I like steak tartare and I usually eat it when I’m traveling in Europe – especially France.
I recently ordered some at a newly opened steakhouse in mid-town Manhattan.
The hand-cut meat seemed to be wagu steak full of fat, leaving a heavy greasy taste in the mouth. The chef that developed the recipe probably thought that offering fat-inundated meat, would show the customers that he was using “prime” ingredients. All I can say is, it was inedible; after a couple forkfuls I left the rest on the plate. I’ve had steak tartare in Michelin-starred restaurants as well as Parisian bistros and Lyonnais bouchons and tascas in Barcelona and Cáceres; everywhere the fresh meat was carefully defatted before chopping and blending in the rest of the ingredients.
Here is a recipe for a classic Steak Tartare, with raw meat and raw egg as the main ingredients.
Ingredients (2 portions):
1 lb. rump steak, all fat removed.
2 raw egg yolks.
2 tsp. cracked mustard or Dijon mustard.
1 tsp. Worcestershire sauce.
2 - 4 dashes Tabasco, Jamaican Pickapeppa Sauce or other hot sauce.
3 tbs. extra virgin olive oil.
3 - 4 tbs. fresh lemon juice.
1/2 small white onion or a large shallot, very finely chopped.
4 cornichons, chopped.
1 tsp. capers, drained.
Sea salt and freshly ground black pepper, to taste.

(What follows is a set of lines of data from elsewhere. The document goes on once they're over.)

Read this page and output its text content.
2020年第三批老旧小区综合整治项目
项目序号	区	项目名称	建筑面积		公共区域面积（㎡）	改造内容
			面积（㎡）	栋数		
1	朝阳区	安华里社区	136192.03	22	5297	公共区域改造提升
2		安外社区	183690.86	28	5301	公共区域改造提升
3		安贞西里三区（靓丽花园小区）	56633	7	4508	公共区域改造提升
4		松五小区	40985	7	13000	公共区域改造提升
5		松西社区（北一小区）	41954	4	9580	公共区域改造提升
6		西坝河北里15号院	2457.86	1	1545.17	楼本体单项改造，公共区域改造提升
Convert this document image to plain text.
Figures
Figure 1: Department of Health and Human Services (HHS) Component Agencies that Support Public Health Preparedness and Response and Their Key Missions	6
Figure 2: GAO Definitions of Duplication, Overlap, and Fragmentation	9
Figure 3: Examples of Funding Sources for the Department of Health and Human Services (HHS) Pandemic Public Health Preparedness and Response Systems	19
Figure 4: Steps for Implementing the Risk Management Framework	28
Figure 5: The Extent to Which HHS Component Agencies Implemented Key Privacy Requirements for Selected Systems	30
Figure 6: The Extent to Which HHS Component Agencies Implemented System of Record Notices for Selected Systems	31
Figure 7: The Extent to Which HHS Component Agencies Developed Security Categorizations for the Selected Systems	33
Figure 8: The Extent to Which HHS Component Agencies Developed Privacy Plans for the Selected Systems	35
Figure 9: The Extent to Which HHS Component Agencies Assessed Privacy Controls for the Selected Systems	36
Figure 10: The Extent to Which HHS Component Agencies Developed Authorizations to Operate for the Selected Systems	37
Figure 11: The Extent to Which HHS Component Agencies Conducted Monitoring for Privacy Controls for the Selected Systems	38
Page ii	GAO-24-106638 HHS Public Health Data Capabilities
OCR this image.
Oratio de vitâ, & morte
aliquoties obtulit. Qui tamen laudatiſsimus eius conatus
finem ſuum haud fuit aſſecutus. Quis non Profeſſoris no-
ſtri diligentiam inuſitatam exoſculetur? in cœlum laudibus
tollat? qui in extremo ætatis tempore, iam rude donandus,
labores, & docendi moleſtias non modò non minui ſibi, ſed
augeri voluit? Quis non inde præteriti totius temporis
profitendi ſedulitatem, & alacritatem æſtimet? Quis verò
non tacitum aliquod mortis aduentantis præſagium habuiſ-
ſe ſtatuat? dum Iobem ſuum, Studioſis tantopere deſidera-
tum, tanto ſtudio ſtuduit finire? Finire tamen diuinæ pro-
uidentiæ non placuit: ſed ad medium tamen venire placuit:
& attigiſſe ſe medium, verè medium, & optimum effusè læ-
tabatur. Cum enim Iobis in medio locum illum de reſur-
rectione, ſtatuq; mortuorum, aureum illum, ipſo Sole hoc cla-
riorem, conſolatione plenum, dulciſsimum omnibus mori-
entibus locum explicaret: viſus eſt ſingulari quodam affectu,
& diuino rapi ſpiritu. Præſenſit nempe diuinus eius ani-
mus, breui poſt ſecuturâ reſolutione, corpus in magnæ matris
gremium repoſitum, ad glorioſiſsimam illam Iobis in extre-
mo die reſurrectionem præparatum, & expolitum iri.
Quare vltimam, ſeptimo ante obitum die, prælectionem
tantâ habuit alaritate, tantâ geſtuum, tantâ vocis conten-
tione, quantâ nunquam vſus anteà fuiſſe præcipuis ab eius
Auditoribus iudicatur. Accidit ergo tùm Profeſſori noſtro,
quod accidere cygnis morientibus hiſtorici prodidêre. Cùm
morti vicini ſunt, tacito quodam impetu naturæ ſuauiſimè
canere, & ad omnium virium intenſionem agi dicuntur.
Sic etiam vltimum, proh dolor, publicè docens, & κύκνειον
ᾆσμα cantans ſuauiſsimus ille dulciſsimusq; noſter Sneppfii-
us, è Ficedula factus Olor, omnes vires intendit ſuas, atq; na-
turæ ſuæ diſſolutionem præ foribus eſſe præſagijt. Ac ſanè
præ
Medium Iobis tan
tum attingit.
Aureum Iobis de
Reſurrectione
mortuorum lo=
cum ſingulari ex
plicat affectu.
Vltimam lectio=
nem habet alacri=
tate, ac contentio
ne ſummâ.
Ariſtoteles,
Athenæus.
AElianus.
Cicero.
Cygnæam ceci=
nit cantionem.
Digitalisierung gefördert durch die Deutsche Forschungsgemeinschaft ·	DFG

Whisk mustard, Worcestershire sauce and hot sauce in a large bowl until smooth. Gradually whisk in olive oil and lemon juice until it becomes the constancy of a loose mayonnaise. Season with salt and pepper.
Slice meat with a very sharp knife into paper-thin pieces removing as much fat as possible. Gather pieces together and slice crosswise into smaller pieces, then finely chop them and add to the bowl.
Add finely chopped onions, cornichons and capers to the mixture and toss with two spoons until everything is well combined. Adjust seasonings.
Divide between 2 plates forming meat mounds. Use ½ egg shell, well cleaned without shards, to display a raw yolk on top of each meat mound; the eater will eventually mix the raw egg into the steak tartare. Serve with pommes frites.